The Unread Poem

The Unread Poem

January 28th, 2002

He came to me with eyes of glass—

polished and clear,

reflecting not my messy edges,

but a landscape of grace,

a gentle and endless sea.

I was a girl of jagged thoughts,

a house built of splinters,

braced for the storm that never came.

You were the quietest arrival,

the sun slipping through the window,

not with fire, but with warmth,

softening the dust in every corner.

My old story was a hunger.

I searched for belonging in loud rooms,

in sharp words,

in the places that promised something

but only left me emptier.

Then you showed me a new language—

a tender touch, a listening ear,

a stillness that settled

the frantic rhythm of my heart.

You did not try to fix my broken parts.

Instead, you watered the garden

I didn't know I had.

You found the fragile seeds of myself,

the small, terrified things,

and held them to the light.

In your gaze, I was not a project,

but a poem,

unfinished and worth reading.

This was how my life began.

Before the passion in my heart could ignite, there was the raw, immediate heat of your desire. It was a hunger I had known before, but never so gentle. It wasn’t a greedy snatching, but a quiet, all-consuming gaze that promised to devour me whole. I was used to being seen as an object, a fleeting pleasure, and in your eyes, I braced for the familiar, inevitable end. But you moved with a reverence that was new to me, a slow, deliberate touch that felt more like a prayer than a demand. You explored me as if I were a sacred text, each line, each curve, a revelation.

And in the quiet moments after, my mind would whisper its cruelest doubts. It would show me ghosts of every boy who had promised to stay and then left. It would tell me this was just another appetite, a temporary kindness before the true, familiar hunger revealed itself. My heart, so desperate and fragile, would seize with the fear of failure, of having been so wrong about a love I had staked my whole self on. The shame of that potential fall was a ghost I carried, a quiet ache that would surface in the dead of night. Yet, beneath the fear, there was an unwavering faith, a small, stubborn ember that refused to be extinguished. It was a belief in the tenderness I had seen in your eyes, a hope that this time, it was real. This time, I was not just a passing meal, but a home you had been searching for.
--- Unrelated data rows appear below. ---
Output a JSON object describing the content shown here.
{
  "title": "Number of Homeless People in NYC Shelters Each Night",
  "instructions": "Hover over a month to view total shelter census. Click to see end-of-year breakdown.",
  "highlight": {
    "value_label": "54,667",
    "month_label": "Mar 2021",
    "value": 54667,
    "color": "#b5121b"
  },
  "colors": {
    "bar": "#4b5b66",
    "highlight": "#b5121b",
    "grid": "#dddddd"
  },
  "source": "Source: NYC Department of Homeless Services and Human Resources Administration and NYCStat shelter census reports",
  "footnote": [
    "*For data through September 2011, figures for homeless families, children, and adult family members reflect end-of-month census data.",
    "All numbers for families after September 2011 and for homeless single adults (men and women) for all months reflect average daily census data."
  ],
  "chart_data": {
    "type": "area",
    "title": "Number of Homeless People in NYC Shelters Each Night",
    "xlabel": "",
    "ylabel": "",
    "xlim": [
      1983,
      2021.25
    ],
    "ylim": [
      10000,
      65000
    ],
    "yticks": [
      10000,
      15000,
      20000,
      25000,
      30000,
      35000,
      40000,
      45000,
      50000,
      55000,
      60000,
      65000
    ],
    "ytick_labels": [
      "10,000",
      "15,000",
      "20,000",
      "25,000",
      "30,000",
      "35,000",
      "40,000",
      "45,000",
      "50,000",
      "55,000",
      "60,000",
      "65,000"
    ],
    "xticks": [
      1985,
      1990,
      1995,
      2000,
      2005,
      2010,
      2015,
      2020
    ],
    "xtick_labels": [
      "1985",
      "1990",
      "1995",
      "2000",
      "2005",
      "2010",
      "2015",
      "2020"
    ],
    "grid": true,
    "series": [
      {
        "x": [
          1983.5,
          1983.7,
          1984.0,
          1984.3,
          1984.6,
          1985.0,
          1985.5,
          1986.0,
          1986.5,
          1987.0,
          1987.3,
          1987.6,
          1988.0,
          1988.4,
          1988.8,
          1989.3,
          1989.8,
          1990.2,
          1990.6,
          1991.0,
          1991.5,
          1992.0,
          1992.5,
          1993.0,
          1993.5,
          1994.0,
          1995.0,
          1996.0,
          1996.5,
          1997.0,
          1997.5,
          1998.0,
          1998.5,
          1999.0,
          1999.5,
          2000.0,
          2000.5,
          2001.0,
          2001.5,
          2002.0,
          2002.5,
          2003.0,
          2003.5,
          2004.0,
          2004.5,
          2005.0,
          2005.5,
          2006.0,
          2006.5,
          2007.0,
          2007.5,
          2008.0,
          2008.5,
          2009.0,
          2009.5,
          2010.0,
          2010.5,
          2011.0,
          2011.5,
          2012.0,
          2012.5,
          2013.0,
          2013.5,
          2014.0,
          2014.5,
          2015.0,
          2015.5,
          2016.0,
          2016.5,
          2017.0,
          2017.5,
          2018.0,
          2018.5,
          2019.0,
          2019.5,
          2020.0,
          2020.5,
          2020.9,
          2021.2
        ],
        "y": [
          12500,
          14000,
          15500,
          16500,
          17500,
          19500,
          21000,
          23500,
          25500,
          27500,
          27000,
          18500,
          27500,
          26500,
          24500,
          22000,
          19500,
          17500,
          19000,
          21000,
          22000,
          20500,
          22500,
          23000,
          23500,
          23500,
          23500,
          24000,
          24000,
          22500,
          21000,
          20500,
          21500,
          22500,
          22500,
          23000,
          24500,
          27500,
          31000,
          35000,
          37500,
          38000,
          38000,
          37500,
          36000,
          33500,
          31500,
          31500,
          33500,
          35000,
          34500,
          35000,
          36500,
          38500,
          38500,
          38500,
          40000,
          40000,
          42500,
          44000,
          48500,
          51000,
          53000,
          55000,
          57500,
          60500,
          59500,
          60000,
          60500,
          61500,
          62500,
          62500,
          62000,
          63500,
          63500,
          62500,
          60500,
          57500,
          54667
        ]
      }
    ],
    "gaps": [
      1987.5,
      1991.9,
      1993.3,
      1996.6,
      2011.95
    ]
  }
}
The quiet cracks began to show, fissures in the polished glass of your eyes. I saw then what I had feared all along—that my love, so boundless and complete, was something you never asked for, something you did not know how to hold. It became a weight, a heavy cloak I draped over you with every confession, every desperate plea for reassurance. Your tenderness, once a refuge, now felt like a debt you resented, a kindness offered only to be taken away. I wanted to confess everything: how you had remade my world, how the girl I was before you felt like a myth, how my heart was a garden you had planted and now threatened to abandon.

But the words would die on my tongue. The unspoken truth was a wound, an endless, aching pain. My endless pain was the first moment of betrayal, not from you, but from a love I thought was pure. In your gaze, my love became a burden, a tangled mess of need and dependency you could not stomach. I was no longer a poem you wanted to read, but a chapter you wanted to skip. And in that silence, I understood the cruelest lesson of all: a love given freely is not always a love received.